US markets snapped back strongly as the dust settled from a Federal Reserve announcement which paused rate rises, but cautioned on the possibility of more to come. The market is still insisting on the glass half-full approach, anticipating only one more rate rise in July as opposed to the two hikes which the Fed implied earlier in the week. The slew of economic data over recent days could just lead additional weight to that view.

As jobless claims ticked higher, and although one data point cannot be taken in isolation, there remains the chance that the labour market is finally beginning to crack.
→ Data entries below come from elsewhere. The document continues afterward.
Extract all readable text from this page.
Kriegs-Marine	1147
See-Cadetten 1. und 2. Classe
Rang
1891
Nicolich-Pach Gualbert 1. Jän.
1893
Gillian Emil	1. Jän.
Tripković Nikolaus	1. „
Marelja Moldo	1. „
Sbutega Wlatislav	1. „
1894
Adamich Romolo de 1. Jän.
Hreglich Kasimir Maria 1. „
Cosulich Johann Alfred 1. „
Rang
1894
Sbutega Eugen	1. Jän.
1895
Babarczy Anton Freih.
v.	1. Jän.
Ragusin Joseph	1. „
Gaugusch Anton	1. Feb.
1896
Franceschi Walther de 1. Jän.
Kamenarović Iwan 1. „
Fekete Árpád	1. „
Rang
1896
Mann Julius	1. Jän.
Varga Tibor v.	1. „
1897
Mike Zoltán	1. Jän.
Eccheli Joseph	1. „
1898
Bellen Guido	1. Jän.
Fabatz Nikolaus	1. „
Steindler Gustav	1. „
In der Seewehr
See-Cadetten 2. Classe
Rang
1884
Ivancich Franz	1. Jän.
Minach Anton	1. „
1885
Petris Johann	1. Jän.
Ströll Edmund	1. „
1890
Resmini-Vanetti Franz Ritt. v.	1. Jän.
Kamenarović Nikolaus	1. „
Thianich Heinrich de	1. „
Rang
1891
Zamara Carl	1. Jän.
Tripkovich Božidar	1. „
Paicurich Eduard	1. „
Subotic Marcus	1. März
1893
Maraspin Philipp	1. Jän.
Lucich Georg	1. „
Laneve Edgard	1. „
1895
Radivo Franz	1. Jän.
At the same time, previously easing inflation data were joined by the latest release which showed that import prices fell in May, while retail sales unexpectedly rose with the vital consumer spending on all number of goods including vehicles.

As such, the current backdrop could be set fair for the Fed’s preferred dual goals of reigning in inflation and achieving a soft landing. Sentiment rose, propelling markets to further gains, with the Dow Jones now ahead by 3.8%, the S&P500 by 15% and the Nasdaq by 32% in the year to date as investors mull the possibility of an ultimately positive outcome.

The reaction to the Wall Street performance and a generally positive session across Asia also pushed the FTSE100 ahead in opening trade, albeit on a more pedestrian basis. Further strength in sterling acted as something of a headwind given a majority constituent exposure to overseas earnings. Increasing investor confidence elsewhere could also be responsible for new money being invested in other more obvious growth markets at the expense of the domestic index.

Even so, the FTSE100 remains ahead by 2.6% in the year to date, although some way off earlier year record highs. In opening exchanges, this uncertainty resulted in differing performances in the same sector, with the likes of Persimmon (LSE:PSN) and Barratt Developments (LSE:BDEV) moving in opposite directions, with Ocado Group (LSE:OCDO) continuing its death-defying performance. The stock narrowly avoided relegation from the FTSE100 and the share price has now added 24% this month, which has eased some of the pain, although not enough to stem a decline of 45% over the last year.